The climate crisis that we currently face is a challenging topic to engage children in for a number of reasons. The scale at which it is affecting our planet is difficult for small children to comprehend. They can grasp the idea of a polar bear having nowhere to live, but how our daily choices here in Chicago are causing that is difficult to grasp for most adults, never mind younger minds. It is also challenging to balance the need to share an urgent message without causing worry and alarm. Perhaps a little bit more worry and alarm is just what the adult leaders of our world need, but for small children, it is not fair to motivate them by fear when it is not even them that has caused the problem. As educators, we also know that we are often at our least effective when we are in the ‘blue zone’ or the ‘red zone’. Another barrier that I see in schools is that children often feel powerless to make any meaningful difference. So much of a child’s carbon footprint is determined by their parents and children have expressed to me that they feel the choices they make have little impact on the larger issue. If we are to use the window for necessary action put forward by the Intergovernmental Panel on Climate Change of 12 years, then by the time these children are in positions of influence, it could already be too late.

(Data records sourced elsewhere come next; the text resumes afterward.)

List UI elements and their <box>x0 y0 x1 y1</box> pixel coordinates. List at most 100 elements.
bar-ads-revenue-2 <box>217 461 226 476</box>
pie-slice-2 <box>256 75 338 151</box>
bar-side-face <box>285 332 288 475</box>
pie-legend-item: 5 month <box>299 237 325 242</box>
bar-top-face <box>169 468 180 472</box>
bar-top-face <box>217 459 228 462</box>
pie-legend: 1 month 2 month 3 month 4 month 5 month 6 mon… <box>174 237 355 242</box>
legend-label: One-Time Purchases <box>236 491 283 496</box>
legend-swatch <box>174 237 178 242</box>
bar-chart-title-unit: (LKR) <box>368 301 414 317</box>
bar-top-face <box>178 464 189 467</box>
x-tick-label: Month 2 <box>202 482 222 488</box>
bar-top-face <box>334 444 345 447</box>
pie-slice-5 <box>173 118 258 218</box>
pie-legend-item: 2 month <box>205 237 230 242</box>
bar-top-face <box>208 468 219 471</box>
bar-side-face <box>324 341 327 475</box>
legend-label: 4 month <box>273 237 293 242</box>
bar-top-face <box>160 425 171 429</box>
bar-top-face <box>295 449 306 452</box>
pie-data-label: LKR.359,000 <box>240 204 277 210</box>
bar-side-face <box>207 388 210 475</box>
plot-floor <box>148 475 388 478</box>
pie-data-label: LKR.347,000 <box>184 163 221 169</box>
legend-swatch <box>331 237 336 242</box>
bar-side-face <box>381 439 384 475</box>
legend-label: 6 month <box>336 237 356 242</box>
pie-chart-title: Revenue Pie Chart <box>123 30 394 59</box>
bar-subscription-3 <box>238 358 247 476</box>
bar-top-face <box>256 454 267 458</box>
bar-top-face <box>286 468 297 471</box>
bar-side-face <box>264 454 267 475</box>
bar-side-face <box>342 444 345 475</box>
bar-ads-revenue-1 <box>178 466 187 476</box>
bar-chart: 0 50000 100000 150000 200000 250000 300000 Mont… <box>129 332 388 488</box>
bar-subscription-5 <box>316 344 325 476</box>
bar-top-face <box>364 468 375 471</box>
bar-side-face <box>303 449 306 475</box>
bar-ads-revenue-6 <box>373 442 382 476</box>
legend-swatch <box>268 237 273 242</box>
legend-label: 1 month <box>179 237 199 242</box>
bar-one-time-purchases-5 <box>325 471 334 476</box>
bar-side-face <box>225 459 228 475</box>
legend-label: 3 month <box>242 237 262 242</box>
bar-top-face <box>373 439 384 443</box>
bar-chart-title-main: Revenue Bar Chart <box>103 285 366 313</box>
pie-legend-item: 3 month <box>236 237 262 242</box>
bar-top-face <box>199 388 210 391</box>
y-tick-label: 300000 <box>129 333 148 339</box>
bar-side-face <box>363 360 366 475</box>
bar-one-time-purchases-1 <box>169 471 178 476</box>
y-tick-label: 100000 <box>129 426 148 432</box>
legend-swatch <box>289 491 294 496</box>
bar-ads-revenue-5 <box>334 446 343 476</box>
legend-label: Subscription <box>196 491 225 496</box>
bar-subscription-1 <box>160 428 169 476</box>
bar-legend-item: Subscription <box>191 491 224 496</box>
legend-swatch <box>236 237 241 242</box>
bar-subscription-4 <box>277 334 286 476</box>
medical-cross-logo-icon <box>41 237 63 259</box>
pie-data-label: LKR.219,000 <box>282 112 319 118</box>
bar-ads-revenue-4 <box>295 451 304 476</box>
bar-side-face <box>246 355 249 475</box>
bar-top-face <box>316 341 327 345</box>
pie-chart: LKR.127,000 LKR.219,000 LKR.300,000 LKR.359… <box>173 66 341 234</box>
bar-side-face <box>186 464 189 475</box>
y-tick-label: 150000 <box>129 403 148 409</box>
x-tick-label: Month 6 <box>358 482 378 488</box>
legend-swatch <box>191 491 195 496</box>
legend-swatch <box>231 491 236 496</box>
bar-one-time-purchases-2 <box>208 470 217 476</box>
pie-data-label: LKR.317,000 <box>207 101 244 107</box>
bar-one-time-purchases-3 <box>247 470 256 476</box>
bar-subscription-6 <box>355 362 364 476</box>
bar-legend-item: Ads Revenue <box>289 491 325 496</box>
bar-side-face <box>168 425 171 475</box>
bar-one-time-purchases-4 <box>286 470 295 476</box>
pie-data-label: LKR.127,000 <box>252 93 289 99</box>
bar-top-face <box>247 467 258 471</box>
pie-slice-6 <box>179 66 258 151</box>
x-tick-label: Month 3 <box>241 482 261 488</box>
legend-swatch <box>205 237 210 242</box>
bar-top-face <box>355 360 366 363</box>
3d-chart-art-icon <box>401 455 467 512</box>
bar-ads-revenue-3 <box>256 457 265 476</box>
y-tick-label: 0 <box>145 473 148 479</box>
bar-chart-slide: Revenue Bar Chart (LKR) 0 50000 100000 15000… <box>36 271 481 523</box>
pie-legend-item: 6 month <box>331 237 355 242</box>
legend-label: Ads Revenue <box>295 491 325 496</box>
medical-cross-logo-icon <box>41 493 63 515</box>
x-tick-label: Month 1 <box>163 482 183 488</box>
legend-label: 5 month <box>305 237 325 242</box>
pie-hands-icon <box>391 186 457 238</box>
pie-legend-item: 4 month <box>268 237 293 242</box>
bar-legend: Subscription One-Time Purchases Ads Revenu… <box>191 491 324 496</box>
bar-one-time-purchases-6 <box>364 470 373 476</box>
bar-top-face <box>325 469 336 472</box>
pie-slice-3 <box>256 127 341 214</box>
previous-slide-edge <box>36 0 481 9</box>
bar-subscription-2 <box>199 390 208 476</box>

The Green Week events were designed to help children feel empowered to create change in their own lives and inspire those around them. The week began with an assembly that saw us celebrate children and staff members that had inspired people to make better environmental choices. Each class carried out an energy audit to identify specific things in their classrooms and homes that could be done to reduce the amount of electricity they are using. As a result, the children felt informed and able to make meaningful differences in their own lives. We were fortunate to have parent volunteers speaking to children in our rooftop garden about how they can grow food and support biodiversity on their own balcony or in their back yard. The special screening of The Biggest Little Farm demonstrated to us how perseverance and big ideas can lead to incredible change, even when it feels like the odds are stacked against you. The final event of the week saw staff and families come together at Foster Beach to take environmental action to address an issue that affects us on a local and global scale. Together we removed almost forty pounds of mostly microplastics from the shores of Lake Michigan. It was great to see people giving up their Saturday morning and coming out in the cold to work together for this particular cause. Through turning off laptops and interactive whiteboards at school, to picking up microplastics on Foster beach, Green Week had a measurable positive impact on our environment. However, the real success of Green Week will be measured in the months ahead. As Green Week disappears behind us and our attention turns to all the other things happening in our busy lives, Green Week’s legacy will live through the choices we make in the coming year. I know the conversations that I have had with staff, parents and students have left me feeling inspired, particularly by the incredible potential within our community to make the bold steps required to play our small but important part in this great global challenge.